ROLAND v. Marylou Gallego, Defendant-Respondent.

Reset A A Font size: Print

Supreme Court, Appellate Division, Fourth Department, New York.

J. Daniel ROLAND and Julianne Roland, Plaintiffs-Respondents-Appellants, v. NATIONWIDE MUTUAL FIRE INSURANCE CO., Defendant-Appellant-Respondent, Marylou Gallego, Defendant-Respondent.

Decided: September 28, 2001

PRESENT:  PIGOTT, JR., P. J., HAYES, HURLBUTT, BURNS and GORSKI, JJ. Scott D. Storm, for defendant-appellant-respondent and defendant-respondent. Charles J. Marchese, for plaintiffs-respondents-appellants.

 Plaintiffs commenced this action after defendant Nationwide Mutual Fire Insurance Co. (Nationwide) denied their claim under their homeowner's policy.   The claim arose from the collapse of a “carriage” barn located on plaintiffs' property and covered under the “other structures” portion of the policy.   Supreme Court properly denied that part of the motion of Nationwide and defendant Marylou Gallego, Nationwide's insurance agent, and the cross motion of plaintiffs seeking partial summary judgment on the issue of coverage under the policy.   There is an issue of fact whether during the policy period plaintiff J. Daniel Roland recorded music in the barn as part of his music recording business and thus whether the barn was “used in whole or in part for business purposes”, a use that would exclude coverage under the policy.   We further conclude, however, that Nationwide may not deny coverage based upon the use of the barn for the storage of business items.   The phrase “used in whole or in part for business purposes” is ambiguous in the absence of any qualifying language (cf., Kennedy v. Lumbermen's Mut. Cas. Co., 190 A.D.2d 1053, 593 N.Y.S.2d 659) and therefore must be construed in favor of the insureds (see, Boggs v. Commercial Mut. Ins. Co., 220 A.D.2d 973, 974-975, 632 N.Y.S.2d 870).

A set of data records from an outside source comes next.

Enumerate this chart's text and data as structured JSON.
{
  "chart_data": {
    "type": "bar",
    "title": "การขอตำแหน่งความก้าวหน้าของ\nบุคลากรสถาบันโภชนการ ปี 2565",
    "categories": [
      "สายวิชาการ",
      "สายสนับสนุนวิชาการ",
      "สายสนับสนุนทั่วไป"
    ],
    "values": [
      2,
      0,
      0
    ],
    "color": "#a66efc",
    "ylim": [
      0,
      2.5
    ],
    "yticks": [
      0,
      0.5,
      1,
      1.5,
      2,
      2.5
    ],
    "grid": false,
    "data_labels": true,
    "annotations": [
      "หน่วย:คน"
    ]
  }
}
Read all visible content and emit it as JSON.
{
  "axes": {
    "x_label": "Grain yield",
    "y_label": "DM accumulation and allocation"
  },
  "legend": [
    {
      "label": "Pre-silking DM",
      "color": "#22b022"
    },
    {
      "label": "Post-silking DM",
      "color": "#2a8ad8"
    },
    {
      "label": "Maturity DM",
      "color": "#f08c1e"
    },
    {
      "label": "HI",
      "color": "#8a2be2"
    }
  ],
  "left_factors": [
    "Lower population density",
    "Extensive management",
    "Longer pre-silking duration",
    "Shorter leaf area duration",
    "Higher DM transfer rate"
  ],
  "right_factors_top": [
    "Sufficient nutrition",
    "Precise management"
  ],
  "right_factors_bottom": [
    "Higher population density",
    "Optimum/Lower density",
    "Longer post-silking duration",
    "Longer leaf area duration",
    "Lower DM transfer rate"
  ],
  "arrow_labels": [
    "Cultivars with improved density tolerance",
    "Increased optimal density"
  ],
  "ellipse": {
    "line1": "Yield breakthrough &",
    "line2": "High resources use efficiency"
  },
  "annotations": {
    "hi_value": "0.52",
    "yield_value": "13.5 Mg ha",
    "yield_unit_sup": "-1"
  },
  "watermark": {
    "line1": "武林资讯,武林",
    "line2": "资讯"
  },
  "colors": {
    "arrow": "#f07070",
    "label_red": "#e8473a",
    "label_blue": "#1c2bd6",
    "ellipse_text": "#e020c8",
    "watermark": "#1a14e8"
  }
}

 The court erred, however, in granting that part of the motion of Nationwide and Gallego seeking summary judgment dismissing the complaint against Gallego.   Even assuming, arguendo, that Gallego met her initial burden, we conclude that plaintiffs raised an issue of fact whether Gallego was negligent in procuring a homeowner's policy of insurance for them rather than a commercial policy (see, Mullare v. Edelman, 133 A.D.2d 1003, 1004, 521 N.Y.S.2d 154).   In opposition to the motion of Gallego, plaintiffs presented evidence that they requested insurance covering a specific type of loss, yet Gallego procured insurance that would not cover such loss (cf., Brownstein v. Travelers Cos., 235 A.D.2d 811, 813, 652 N.Y.S.2d 812).   We therefore modify the order and judgment by denying in part the motion of Nationwide and Gallego and reinstating the complaint against Gallego.

Order and judgment unanimously modified on the law and as modified affirmed without costs.